Canadians; Ya Gotta Luv Um, Eh?

       I don't really know why people here in the United States like to mock Canadians so much.  Maybe it's because we have a population that dwarfs theirs and we know we could wipe them out in a war.  But really, Canadians are cool and not just because their climate is colder.

      I happen to have had the good fortune of once being married to a fine Canadian gal.  I loved talking to her and listening to that accent; especially when she would say "out" or "about."  She, like all English speaking Canadians, always have just a little extra "oo" in the "ow" sound.  She was wonderful except for all that divorce stuff at the end of our marriage.  But I must say, I still think she's great, even though her taste in men doesn't include me.

      Canadians are smart.  They live next to the richest country in the world and soak up the benefits.  Our economy provides opportunities for jobs and export of goods and services.  During the cold war they had us to protect them.  We gave them billions of dollars of military defense for free just to be able to use their land to set up missile defense early warning systems because we had this thing about making the world safe from communism.  (Stop giving Reagan so much credit.  Soviet Communism was doomed to fail anyway.)  Plus, our stupid current president makes their Prime Minister look like a genius!

      They have health care for everybody.  I'm telling you that we in this country are being deceived.  If we had health care for everybody, our health care costs could actually be lower.  People who can't afford health care end up in emergency rooms at very high costs to everybody else.  If everyone had access to preventive health care these costs could be drastically reduced.  My wonderful Canadian ex-mother-in-law just had bypass surgery for FREE.  (She is doing well, thank you.)

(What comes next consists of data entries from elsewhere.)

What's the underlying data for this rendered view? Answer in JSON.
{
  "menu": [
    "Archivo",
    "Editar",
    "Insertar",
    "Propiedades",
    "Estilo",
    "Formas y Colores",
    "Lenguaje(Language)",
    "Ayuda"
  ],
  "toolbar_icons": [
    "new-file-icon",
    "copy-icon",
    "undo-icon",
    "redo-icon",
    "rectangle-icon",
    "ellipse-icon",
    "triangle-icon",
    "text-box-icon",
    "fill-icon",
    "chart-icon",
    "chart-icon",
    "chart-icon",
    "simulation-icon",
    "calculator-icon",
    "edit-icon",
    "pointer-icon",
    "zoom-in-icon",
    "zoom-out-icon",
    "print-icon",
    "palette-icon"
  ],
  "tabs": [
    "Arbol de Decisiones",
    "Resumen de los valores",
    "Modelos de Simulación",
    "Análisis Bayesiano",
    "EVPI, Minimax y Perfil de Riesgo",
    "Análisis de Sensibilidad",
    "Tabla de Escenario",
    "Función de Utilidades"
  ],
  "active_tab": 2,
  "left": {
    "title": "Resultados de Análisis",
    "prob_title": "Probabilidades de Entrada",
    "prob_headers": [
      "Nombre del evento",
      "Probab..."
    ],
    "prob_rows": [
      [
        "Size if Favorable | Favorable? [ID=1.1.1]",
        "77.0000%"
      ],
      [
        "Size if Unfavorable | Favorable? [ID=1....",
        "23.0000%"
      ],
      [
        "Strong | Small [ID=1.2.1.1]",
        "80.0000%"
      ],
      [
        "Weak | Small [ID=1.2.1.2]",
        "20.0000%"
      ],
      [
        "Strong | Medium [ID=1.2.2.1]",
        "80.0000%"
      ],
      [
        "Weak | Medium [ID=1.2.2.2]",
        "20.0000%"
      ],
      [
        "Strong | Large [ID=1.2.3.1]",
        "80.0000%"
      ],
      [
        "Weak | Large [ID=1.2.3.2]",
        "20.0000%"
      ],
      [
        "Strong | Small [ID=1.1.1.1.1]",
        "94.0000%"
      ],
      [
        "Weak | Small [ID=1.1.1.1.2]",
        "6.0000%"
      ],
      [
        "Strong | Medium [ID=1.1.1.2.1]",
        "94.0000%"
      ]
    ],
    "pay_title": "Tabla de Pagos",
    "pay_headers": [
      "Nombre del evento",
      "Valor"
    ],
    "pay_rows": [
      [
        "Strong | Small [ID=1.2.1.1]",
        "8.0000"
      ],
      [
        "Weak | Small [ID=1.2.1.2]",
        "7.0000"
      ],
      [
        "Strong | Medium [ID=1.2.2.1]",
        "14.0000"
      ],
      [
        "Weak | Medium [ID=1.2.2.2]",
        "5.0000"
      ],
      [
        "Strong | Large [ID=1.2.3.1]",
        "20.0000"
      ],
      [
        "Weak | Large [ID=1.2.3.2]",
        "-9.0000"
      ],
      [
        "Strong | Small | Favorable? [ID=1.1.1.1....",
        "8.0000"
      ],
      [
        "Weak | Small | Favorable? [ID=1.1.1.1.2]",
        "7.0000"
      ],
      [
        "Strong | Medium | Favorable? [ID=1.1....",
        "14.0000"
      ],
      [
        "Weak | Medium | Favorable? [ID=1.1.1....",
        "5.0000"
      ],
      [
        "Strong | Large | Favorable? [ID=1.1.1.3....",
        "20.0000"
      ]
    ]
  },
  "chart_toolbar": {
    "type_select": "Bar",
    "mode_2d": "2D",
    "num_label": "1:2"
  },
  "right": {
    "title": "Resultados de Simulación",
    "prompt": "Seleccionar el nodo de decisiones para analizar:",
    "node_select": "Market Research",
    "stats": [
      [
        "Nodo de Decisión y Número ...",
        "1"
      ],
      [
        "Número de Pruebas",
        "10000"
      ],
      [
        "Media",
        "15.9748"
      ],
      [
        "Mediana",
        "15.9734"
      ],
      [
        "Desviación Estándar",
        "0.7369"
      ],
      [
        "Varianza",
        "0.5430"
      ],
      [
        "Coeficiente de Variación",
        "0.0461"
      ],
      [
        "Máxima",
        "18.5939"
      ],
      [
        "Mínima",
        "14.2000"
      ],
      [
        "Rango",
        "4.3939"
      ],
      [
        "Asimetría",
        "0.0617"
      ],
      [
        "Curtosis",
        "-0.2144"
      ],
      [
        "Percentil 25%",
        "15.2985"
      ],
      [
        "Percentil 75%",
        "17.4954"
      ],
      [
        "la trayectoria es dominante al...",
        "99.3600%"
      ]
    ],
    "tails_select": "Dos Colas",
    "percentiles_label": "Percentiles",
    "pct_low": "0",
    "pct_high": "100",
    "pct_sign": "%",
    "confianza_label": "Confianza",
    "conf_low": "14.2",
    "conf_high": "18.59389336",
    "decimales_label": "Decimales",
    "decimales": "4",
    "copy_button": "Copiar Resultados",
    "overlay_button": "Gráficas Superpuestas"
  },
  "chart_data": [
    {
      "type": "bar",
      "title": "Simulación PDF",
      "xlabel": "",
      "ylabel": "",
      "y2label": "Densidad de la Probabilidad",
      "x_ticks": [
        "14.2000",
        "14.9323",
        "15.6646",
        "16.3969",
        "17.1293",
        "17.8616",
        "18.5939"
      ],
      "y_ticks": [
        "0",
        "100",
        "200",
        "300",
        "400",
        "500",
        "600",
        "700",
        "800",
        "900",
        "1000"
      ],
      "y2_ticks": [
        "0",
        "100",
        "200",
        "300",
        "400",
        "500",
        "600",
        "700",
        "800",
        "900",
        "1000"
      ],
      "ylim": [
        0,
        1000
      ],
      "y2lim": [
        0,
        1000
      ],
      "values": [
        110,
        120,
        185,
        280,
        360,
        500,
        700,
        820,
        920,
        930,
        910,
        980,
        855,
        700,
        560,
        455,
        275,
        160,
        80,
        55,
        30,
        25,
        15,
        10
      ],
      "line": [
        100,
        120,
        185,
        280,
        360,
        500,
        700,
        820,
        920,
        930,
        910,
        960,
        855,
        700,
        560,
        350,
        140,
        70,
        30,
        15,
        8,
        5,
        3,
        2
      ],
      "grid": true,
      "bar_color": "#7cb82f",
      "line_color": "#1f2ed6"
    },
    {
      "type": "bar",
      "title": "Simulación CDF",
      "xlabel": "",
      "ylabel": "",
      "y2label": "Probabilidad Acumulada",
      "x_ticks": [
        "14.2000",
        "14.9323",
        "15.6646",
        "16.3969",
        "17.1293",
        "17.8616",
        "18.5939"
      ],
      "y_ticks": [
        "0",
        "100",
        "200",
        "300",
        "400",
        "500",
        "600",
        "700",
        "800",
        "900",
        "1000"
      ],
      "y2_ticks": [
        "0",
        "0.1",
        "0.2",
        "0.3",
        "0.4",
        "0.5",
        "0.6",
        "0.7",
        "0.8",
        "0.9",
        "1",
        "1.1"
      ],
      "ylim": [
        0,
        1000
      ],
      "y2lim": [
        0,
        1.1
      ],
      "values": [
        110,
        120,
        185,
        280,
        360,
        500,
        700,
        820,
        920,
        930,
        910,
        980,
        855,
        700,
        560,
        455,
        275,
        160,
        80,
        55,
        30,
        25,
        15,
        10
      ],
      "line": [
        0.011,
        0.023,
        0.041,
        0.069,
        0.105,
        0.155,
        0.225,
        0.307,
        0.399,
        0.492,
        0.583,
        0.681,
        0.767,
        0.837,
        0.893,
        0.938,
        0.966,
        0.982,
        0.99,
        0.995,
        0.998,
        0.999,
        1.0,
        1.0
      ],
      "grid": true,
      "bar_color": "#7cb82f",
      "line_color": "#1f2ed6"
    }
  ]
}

      They have the wonderful big city of Toronto.  It's near Niagara Falls in their province of Ontario.  Driving around neighborhoods there I had a revelation.  As I drove down the nice suburban streets, I noticed something interesting.  There were very few basketball hoops on the garages.  Instead, there were these rectangles about the size of hockey goals painted on garage doors.  Rather than shooting hoops, the kids were firing tennis balls from hockey sticks at the rectangles.  I guess that's why the majority of good hockey players come from Canada.

      They have British Columbia, their province on the west coast north of the State of Washington.  The mountains, valleys, and the Pacific Ocean provide some of the most magnificent scenery in the world.  And there is Vancouver, a world class city, that has become a center for television entertainment production.

      But Canada has its problems too.  It's called Quebec.  (Please pronounce the qu like a k, not kw.)  I guess no matter where in the world you find French people they are usually pompous.  At least the people in France make good wine.  French Canadians just whine.  And they talk about succession all the time.  They got their stupid French labels on everything.  Like on the "Ham" can it also says "Jambon."  Are French Canadians so dumb they can't look at the picture on the label?  The bread even has to be labeled.  I think that is enough, but they want to tell all the rest of Canada what to do.  They are worse than Republicans.

      All in all, I'd have to say that I love Canada, and you should too.  Go there on summer vacation.  You will love it.  Tell them Ric sent you and listen as they snicker, "Stupid Yankee," but in a kind way.